1. >
  2. >
  3. >
  4. >Le Cinema Fantastique Selon Dorothy [page 1]

Le Cinema Fantastique Selon Dorothy [page 1]

Par - publié le 04 août 2008 à 12h00 ,
MAJ le 25 septembre 2009 à 16h58 - 0 commentaire(s)
Des années après Fils du requin et Artemisia, Agnès Merlet revient avec Dorothy, un film fantastique cérébral guidé par le mouvement de l'âme dans lequel une psychiatre (Carice Van Houten, admirable) débarque sur une petite île au nord de l’Irlande pour étudier le mystérieux cas d’une adolescente (Jenn Murray, impressionnante) atteinte de schizophrénie et qui a tenté de tuer un bébé. Comme dans certains films de Bergman genre Persona ou Le silence (toutes proportions gardées), la folie indistincte de l'une et les déséquilibres de l'autre se reflètent secrètement. Le trouble de la psy est d'autant plus intense qu'elle arpente une terre étrangère et se cogne contre les us d'une communauté hostile. Personnages ambigus, ambiance bizarre: la cinéaste s’aventure non sans risques dans le réalisme fantastique et travaille une atmosphère anxiogène, cadrée avec un sens dramaturgique de l'esthétique. Vu les nombreuses références aux classiques du genre (Carnival of Souls, Ne vous retournez pas, The Wicker man), elle connaît manifestement ses classiques sur le bout des doigts (les références précises servant de balises ludiques pour les cinéphiles). L’occasion de lui demander son (modeste) point de vue sur le cinéma fantastique en France.



LE CINEMA DE GENRE
"Le fantastique est un genre qui m’a toujours intéressée. Dans Le fils du requin, il y avait une forme de réalisme poétique qui pouvait être assimilé à du fantastique. A l’époque, je voulais accentuer le climat dans cette direction en empruntant beaucoup à Lautréamont notamment. Mais je n’en avais pas les moyens. J’ai essayé de l’évoquer par une ambiance. Je déplore qu’il n’y ait pas dans le cinéma français ce goût pour le fantastique.

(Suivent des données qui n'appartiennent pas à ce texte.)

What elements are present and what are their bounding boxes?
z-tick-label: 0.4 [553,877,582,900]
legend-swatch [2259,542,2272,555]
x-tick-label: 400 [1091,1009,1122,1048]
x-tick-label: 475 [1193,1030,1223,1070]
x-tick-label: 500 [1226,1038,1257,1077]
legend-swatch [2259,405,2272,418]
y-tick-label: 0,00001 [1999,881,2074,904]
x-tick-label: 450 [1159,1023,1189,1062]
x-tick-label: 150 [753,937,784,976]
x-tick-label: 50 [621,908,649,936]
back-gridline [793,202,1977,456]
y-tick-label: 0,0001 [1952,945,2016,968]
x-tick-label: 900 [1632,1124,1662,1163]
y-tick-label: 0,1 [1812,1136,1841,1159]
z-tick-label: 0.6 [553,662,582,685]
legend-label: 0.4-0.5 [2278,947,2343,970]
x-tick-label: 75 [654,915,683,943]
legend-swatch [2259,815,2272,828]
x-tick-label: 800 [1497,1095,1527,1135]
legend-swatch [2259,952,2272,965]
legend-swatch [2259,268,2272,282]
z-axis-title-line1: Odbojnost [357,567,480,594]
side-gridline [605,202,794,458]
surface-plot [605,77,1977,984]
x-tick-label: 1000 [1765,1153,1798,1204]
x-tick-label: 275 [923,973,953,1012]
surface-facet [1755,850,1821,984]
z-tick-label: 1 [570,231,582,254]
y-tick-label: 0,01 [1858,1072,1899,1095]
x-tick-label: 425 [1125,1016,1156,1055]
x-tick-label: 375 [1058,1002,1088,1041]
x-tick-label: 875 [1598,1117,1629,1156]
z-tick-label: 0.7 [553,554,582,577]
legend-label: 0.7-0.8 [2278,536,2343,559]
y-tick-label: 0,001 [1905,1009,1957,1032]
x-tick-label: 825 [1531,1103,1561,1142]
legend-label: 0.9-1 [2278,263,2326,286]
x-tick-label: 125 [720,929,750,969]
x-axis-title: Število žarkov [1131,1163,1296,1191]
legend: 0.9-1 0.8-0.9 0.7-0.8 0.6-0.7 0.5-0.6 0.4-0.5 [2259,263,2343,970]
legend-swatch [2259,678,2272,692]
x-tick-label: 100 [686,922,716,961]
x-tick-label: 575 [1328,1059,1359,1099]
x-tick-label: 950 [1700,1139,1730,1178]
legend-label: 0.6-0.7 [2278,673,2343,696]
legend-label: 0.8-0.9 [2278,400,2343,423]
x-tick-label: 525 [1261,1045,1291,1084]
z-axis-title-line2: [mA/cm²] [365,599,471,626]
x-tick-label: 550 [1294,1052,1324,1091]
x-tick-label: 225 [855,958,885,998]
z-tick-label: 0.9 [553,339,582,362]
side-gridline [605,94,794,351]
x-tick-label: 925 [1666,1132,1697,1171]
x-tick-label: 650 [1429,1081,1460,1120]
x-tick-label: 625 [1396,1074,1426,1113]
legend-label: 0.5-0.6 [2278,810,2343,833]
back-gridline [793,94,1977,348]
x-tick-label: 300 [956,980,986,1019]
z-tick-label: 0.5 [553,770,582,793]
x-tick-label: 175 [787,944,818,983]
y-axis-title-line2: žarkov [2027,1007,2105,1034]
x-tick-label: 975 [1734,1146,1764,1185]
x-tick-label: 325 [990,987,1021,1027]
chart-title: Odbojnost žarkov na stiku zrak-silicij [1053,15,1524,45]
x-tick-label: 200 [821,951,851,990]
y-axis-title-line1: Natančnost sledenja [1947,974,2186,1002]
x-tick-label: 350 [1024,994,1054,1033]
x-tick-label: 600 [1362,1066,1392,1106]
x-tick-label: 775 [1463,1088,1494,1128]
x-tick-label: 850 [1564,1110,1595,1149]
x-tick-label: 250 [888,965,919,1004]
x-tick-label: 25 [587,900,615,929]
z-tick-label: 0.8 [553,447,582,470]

Au moment de présenter un projet, je me souviens que les producteurs me rabâchaient sans cesse qu’il fallait éviter de faire des films fantastiques parce que les spectateurs français détestent ça. A une époque, on disait aussi qu’ils n’aimaient pas les films policiers alors qu’aujourd’hui on en produit beaucoup. J’ai l’impression qu’il y a un complexe par rapport à ça, même de la part des cinéastes. Certains journalistes aussi se pincent le nez en pensant que le genre n’est pas noble. Dans ce registre, les cinéastes français peuvent aussi tomber dans le travers de copier les films américains de studio, fait avec un budget conséquent. Mais ils leur manquent les moyens. Du coup, on a toujours l’impression de voir un film américain pauvre. Il faut que le cinéma français se tourne plus vers le cinéma indépendant américain où il y a une vraie richesse. On a les moyens de faire aussi bien et aussi inventif sans nécessairement avoir recours aux effets spéciaux."



FANTASTIQUE CEREBRAL
"Personnellement, je ne suis pas attirée par les films rivalisant d’effets spéciaux. Je dirai, mais ça ne regarde que moi, que ça n’apporte aucune émotion. Je ne suis pas sensible au côté factice. Pour moi, il faut qu’il y ait un ancrage dans la réalité comme dans les films de Polanski où on est dans le réalisme et finalement on bascule dans l’étrange. Je n’aime pas voir la ligne de fracture par exemple. Pour Dorothy, j’ai dû respecter des codes de films de genre. Je ne sais pas si on peut parler de purgatoire mais je voulais accentuer la notion de culpabilité. Je me suis amusée à reprendre les éléments les plus évidents. On sait pertinemment que l’île est un lieu dans lequel on peut s’échapper. La psychiatre dans Dorothy en est d’ailleurs prisonnière: elle ne peut pas la quitter. Mais elle va plus loin que sa fonction de psychiatre. Elle s’est trop investie dans le cas."